In an interview on Oprah, Ted Kennedy's widow, Vicki, explicitly disclaimed any interested in running for her husband's Senate seat. Instead, after a quick reshuffling of Massachusetts law on the subject, Governor Deval Patrick appointed former DNC chair Paul Kirk to fill the post until a special election could be held.
It's interesting to note (albeit mainly for history geeks like myself :) ) that there was a time when Mrs. Kennedy, as the widow of the sitting senator, would've been the first choice to be an interim appointee. The second woman to sit in the US Senate was Hattie Caraway, who was originally just to be an interim appointment to fill the seat of her late husband, pursuant to tradition in the state she was from. She surprised everyone by running for the office in her own right the following year (1932). She not only won that but was also reelected in 1938.
Many subsequent female Senators also got in via the widow's walk. The widows of Huey Long (1936), Harlan Bushfield (1948), Hubert Humphrey (1978) and James Allen (1978) all got in that way while Jean Carnahan was appointed (2001) to fill the seat of her husband who had died just before the election, to late to be removed from the ballot (you may remember the enjoyable incident of John Ashcroft losing the election to a dead man). Many of the women who were appointed were generally short-term, even if they weren't the widows of sitting Senators.

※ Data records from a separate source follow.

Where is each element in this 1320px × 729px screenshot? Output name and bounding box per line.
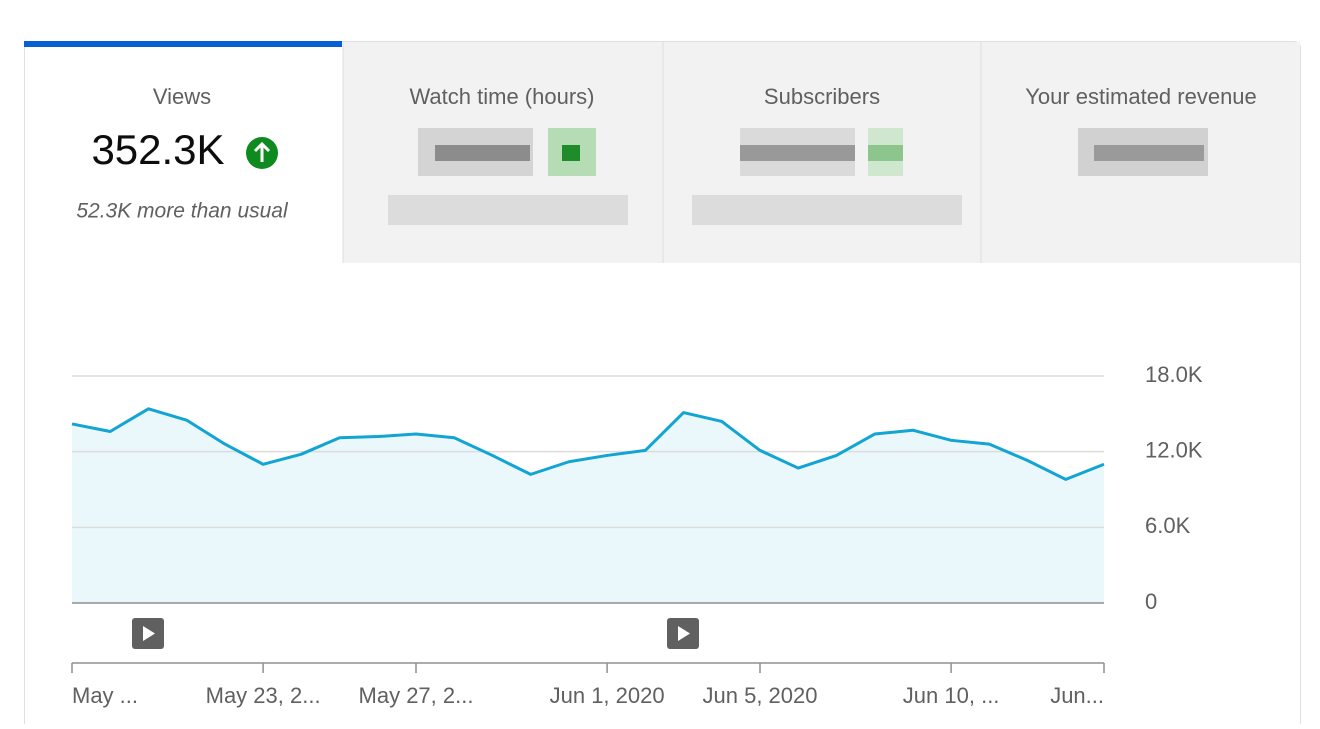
blurred <box>562 145 580 161</box>
event-marker[interactable] <box>132 618 164 649</box>
x-tick-label: Jun 5, 2020 <box>703 683 818 708</box>
up-arrow <box>253 141 271 162</box>
x-tick-label: May 23, 2... <box>206 683 321 708</box>
area <box>72 408 1104 603</box>
chart: 0 6.0K 12.0K 18.0K May ... May 23, 2... May 27… <box>71 362 1203 708</box>
blurred <box>388 195 628 225</box>
tab-subscribers[interactable]: Subscribers <box>692 84 962 225</box>
blurred <box>692 195 962 225</box>
line <box>71 407 1105 481</box>
blurred <box>868 145 903 161</box>
y-tick-label: 18.0K <box>1145 362 1203 387</box>
blurred <box>1094 145 1204 161</box>
tab-note: 52.3K more than usual <box>76 200 289 223</box>
y-tick-label: 12.0K <box>1145 437 1203 462</box>
x-tick-label: Jun... <box>1050 683 1104 708</box>
y-tick-label: 6.0K <box>1145 513 1191 538</box>
play-icon <box>678 626 690 641</box>
x-tick-label: Jun 10, ... <box>903 683 1000 708</box>
tab-watch-time[interactable]: Watch time (hours) <box>388 84 628 225</box>
x-tick-label: May ... <box>72 683 138 708</box>
x-tick-label: May 27, 2... <box>359 683 474 708</box>
tab-title: Your estimated revenue <box>1025 84 1257 109</box>
active-tab-indicator <box>24 41 342 47</box>
blurred <box>740 145 855 161</box>
tab-title: Views <box>153 84 211 109</box>
tab-views[interactable]: Views 352.3K 52.3K more than usual <box>76 84 289 223</box>
event-marker[interactable] <box>667 618 699 649</box>
y-tick-label: 0 <box>1145 589 1157 614</box>
x-tick-label: Jun 1, 2020 <box>550 683 665 708</box>
tab-title: Watch time (hours) <box>409 84 594 109</box>
play-icon <box>143 626 155 641</box>
tab-revenue[interactable]: Your estimated revenue <box>1025 84 1257 176</box>
tab-value: 352.3K <box>91 126 224 173</box>
tab-title: Subscribers <box>764 84 880 109</box>
blurred <box>435 145 530 161</box>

Margaret Chase Smith was elected to the Senate in her own right but had started in the House of Representatives by succeeding her deceased husband. Likewise, 1992 became known as the "Year of the Woman" because of the surge in the number of woman Senators (to a whopping six!) that was occasioned by the response to the Clarence Thomas confirmation hearings. One might hope that the idea of women as being genuine electoral threats in their own right (beyond the periodic isolated case) has put paid to the idea of a widow as being a placeholder.